İbn Merdûye'nin Cüveybir vasıtasıyla Dahhâk ve İbn Abbâs'tan bildirdiğine göre Resûlullah (sallallahü aleyhi ve sellem):

“Allah, hikmeti dilediğine verir..." âyetini okudu ve:

“Burada hikmetten kasıt, Kur'ân'dır" buyurdu. Yani Kur'ân'ın tefsiridir. İbn Abbâs:

“Kur'ân'ı iyiler de, kötüler de okumuştur" dedi.

İbnu'd-Durays'ın bildirdiğine göre İbn Abbâs:

“Allah, hikmeti dilediğine verir..." âyetini açıklarken:

“Burada hikmetten kasıt Kur'ân'dır" dedi.

İbnu'l-Münzir'in bildirdiğine göre İbn Abbâs:

“Allah, hikmeti dilediğine verir..." âyeti hakkında:

“Burada hikmetten kasıt, peygamberliktir" dedi.

Abd b.
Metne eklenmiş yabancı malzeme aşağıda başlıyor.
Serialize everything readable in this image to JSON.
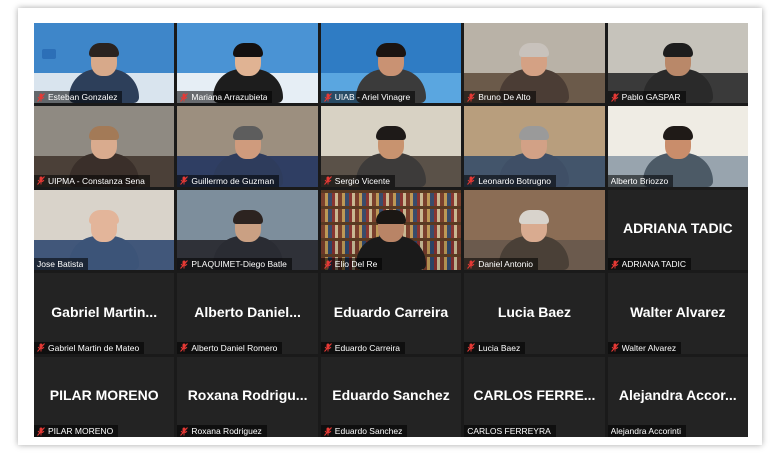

Humeyd ve İbn Cerîr'in bildirdiğine göre Mücâhid:

“Allah, hikmeti dilediğine verir..." âyeti hakkında şöyle dedi:

“Burada hikmetten kasıt, peygamberlik değildir. Kur'ân'ı, ilmi ve fıkhı bilmek demektir."

İbn Cerîr ve İbnu'l-Münzir'in bildirdiğine göre İbn Abbâs:

“Allah, hikmeti dilediğine verir..." âyetini açıklarken:

“Burada hikmetten kasıt, Kur'ân'ı hükümleriyle anlamaktır" dedi.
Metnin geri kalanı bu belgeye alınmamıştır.